部屋の中心には、カフェテリアに置かれているような3脚の丸テーブルと
いくつもの椅子が配置され、高等部と中等部の生徒が何人か座り
ティーカップを片手に談笑していた。
「おっ、来たね来たね 佐久間さん
さっそく自己紹介行こうかね。ほのか~来たよ~」
高等部3年の襟章を付けた、ミディアムボブのお姉さんが
こちらに気づき、大声で迎えてくれる。
奥の間仕切りから、小鳥遊先輩が出てくる。
「これ、佐久間さんの生徒会の襟章ね。」
少し茶色がかった、胸元まである長い黒髪。先の方でカールしている。
肌は、温かみのある自然な白さで、髪の毛や紺色のセーラー服と
上手くつりあいが取れており、健康的な魅力を感じる。
少し垂れ気味で優しそうな瞳と、にこにことした口元があわさり、
まるでたんぽぽの原っぱにいるような明るさを、周りに振りまいていた。
小鳥遊先輩が俺にすっと近づき、襟章を止めてくれた。
彼女の長めの髪が、俺の手の甲をくすぐる。う~ん 良いにおいだなぁ。
「わたしは、小鳥遊ほのか。小鳥遊って難しいから、名前の方で呼んでくださいね。」
生徒会は、会長、副会長、書記2、会計、広報、参議3 という内訳で
運営されている。参議は、中等部の各学年の代表だ。
時刻は既に昼近くになっていたので、
みなの持ち寄った料理をつつきながら、会食形式で自己紹介と
生徒会の仕事について教わった。
自由だな~、高等部の方は。

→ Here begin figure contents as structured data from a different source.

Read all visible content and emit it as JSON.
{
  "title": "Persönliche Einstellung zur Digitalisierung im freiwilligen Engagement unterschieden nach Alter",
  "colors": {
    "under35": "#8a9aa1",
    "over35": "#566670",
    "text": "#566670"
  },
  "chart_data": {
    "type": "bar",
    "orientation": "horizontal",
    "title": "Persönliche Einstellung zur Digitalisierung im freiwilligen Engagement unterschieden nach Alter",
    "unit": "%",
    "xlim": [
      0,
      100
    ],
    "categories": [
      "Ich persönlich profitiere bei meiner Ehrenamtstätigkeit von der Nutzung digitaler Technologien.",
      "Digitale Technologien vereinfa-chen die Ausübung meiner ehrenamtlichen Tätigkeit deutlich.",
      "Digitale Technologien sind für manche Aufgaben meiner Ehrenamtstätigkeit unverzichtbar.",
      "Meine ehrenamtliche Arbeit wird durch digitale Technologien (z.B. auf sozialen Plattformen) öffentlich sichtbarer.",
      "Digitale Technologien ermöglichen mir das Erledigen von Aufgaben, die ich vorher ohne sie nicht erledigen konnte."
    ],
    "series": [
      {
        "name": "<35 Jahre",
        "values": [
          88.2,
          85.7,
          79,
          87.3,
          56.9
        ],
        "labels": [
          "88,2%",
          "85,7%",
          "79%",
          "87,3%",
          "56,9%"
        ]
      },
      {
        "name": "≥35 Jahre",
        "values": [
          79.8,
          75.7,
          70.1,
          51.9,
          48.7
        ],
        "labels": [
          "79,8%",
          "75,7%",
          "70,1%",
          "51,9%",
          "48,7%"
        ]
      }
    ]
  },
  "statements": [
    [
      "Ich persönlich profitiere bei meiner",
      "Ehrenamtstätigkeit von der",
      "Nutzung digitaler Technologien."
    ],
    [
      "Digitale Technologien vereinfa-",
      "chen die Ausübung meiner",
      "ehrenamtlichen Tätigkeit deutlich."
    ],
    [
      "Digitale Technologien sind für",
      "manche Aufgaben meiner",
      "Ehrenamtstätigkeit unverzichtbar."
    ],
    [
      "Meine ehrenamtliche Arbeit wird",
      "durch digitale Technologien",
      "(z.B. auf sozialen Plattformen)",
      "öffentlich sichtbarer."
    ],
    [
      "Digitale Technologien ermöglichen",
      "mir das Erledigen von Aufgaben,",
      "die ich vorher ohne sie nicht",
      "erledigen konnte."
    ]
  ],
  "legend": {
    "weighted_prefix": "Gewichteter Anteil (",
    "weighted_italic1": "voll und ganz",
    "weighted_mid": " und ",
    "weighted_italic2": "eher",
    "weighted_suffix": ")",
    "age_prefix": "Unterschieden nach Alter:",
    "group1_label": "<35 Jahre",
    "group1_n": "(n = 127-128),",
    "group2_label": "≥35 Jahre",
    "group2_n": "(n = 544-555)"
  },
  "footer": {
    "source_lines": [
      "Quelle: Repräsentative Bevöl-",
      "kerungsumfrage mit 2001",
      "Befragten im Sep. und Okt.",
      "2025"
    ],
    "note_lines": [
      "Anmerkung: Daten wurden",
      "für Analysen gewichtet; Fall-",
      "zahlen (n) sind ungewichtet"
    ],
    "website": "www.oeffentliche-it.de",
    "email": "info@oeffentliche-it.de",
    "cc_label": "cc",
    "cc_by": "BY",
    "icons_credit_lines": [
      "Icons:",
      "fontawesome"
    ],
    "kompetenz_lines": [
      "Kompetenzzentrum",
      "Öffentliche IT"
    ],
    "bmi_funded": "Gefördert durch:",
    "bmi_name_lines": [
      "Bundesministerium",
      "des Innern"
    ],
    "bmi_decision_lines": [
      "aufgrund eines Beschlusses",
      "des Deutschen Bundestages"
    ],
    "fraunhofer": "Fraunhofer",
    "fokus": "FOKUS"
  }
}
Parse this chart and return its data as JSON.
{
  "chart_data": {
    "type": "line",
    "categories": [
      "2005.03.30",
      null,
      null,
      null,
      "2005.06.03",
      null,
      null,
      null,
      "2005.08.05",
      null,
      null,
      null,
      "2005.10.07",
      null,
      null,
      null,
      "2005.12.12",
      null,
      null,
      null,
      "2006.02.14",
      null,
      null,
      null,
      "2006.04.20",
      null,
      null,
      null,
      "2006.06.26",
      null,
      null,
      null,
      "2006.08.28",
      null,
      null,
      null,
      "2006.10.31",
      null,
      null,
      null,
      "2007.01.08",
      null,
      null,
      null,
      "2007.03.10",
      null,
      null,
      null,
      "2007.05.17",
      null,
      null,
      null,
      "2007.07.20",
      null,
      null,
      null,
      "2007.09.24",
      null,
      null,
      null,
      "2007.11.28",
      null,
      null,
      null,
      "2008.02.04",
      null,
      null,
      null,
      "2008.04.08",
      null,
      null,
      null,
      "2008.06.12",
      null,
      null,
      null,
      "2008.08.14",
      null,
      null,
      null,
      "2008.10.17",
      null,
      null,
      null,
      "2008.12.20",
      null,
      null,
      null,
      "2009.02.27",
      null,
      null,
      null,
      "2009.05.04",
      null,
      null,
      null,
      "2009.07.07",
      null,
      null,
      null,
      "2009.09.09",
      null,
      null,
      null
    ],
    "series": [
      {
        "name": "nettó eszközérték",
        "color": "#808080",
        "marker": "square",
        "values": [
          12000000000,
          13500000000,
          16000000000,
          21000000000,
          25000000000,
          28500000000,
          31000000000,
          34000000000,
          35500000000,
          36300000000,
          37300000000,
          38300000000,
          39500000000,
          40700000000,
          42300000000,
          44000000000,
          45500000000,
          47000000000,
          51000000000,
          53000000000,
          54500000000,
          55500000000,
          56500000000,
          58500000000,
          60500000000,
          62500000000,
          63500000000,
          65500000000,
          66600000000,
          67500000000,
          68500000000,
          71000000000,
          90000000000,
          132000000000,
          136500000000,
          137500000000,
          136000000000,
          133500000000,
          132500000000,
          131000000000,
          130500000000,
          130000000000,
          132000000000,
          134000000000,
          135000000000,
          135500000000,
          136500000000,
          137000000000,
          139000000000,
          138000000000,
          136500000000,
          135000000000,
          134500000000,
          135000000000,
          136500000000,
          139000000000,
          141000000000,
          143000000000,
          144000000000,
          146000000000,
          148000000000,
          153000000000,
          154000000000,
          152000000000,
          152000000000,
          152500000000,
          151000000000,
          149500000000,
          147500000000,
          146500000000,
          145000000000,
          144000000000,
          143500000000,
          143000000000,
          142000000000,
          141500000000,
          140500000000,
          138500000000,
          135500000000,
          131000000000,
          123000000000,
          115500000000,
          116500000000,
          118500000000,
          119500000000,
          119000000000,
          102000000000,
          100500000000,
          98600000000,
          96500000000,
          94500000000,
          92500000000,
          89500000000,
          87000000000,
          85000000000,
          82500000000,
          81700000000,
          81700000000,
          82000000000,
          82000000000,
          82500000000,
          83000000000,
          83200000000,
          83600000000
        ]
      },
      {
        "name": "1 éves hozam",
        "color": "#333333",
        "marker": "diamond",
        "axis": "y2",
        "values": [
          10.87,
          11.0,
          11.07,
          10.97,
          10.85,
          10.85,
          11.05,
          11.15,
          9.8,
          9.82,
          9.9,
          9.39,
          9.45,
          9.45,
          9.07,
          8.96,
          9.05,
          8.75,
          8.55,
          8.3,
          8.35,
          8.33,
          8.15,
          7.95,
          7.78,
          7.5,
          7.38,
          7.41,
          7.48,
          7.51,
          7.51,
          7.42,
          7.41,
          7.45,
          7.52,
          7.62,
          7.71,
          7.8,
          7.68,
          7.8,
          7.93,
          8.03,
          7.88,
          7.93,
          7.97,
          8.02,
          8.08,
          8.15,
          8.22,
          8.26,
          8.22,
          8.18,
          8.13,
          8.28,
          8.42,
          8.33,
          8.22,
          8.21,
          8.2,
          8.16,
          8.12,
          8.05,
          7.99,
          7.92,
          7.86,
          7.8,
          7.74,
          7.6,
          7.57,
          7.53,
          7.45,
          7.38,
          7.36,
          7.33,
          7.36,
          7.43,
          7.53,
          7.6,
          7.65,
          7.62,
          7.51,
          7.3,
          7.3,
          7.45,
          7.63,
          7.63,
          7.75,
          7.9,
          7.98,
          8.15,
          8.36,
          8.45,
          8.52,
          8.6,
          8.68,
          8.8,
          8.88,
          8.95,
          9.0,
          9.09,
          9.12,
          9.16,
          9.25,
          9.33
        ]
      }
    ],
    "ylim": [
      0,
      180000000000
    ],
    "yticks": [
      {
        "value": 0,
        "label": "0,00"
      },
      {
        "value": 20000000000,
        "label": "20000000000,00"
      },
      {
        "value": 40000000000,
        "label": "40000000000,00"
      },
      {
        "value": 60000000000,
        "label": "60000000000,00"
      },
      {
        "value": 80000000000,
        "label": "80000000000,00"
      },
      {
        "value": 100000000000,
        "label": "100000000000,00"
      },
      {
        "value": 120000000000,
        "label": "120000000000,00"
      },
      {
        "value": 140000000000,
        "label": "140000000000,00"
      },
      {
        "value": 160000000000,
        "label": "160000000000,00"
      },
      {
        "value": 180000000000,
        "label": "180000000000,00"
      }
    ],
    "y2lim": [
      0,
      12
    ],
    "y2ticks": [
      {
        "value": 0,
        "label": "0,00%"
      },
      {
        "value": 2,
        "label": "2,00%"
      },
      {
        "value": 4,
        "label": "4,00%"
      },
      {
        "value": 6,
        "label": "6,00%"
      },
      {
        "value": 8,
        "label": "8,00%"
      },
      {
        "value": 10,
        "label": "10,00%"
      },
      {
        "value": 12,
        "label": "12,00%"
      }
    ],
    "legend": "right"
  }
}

中等部のほうは自販機ひとつ無かったのに。
小一時間ほど談笑したのち、お開きとなった。
みなは、帰宅したり、部活にいったりするそうだ。
各部活では、今後の新入生勧誘準備の大詰めをするらしい。
「りっちゃん、今日はこれからおひまですか?」
帰ろうとすると、ほのか先輩に尋ねられた。
「はい、空いています。なにか、生徒会のお仕事ですか?」
「ええ、私とデートしましょう。」
ほのか先輩がキラッとウィンクしてくる。
「ほのか~ 冗談はやめとけよ。りっちゃん 真っ赤になってるぞ。」
最後まで残っていた副会長に突っ込まれる。
そこまで赤くは無いはずだ、色白だから目立っているだけで。
「あら、りっちゃんかわいい。でも、ちゃあんとデートですよ?
校舎の中ってだけで、2人で歩くのですもの。」
「まぁ、たいがいにな~。お先」
ほのか先輩と校舎を歩き、おおまかな土地勘を覚えこむ。
高等部校舎、中等部校舎がここの敷地に並んで立っている。
短大の校舎は、この敷地内には無く、電車で30分ほどのところにある。
中等部、高等部の校舎を合わせると2つの学校に匹敵するサイズであるため、
少し歩き疲れてしまった。
「りっちゃん お腹空きませんか?」
「少し、減りましたね。」
「一回りしたら、生徒会室でお菓子でも食べてから帰りませんか?」
「行きます、行きます。」
これで空腹から解放される。そう思ったとたん、お腹が可愛く鳴ってしまった。
あちゃー 前世なら別に構わないんだけどなぁ。
ほのか先輩がくすくす笑っている。
少し照れくさくて、視線をそらした瞬間、ほのか先輩が急接近してきた。
至近距離に入りこまれる。近い、近い、
ほのか先輩のシャンプーの香りが鼻腔を刺激し、髪の毛が制服の肩口にかかる。
「動かないでね。」
吐息が顔をくすぐる。
唇に、何かが当たる感触がする。
その感触は、唇を正確に一周すると離れていった。
同時に、ほのか先輩も俺から離れていく。
「フルーツフレーバーのリップクリームは、お菓子に入りますか?」
にこにこしながら問いかける、ほのか先輩に、俺はどきどきしていた。
生徒会室で食べたお菓子の味も良くわからずに帰宅した。
完全に、彼女のペースに飲まれてしまったなぁ。強敵であった。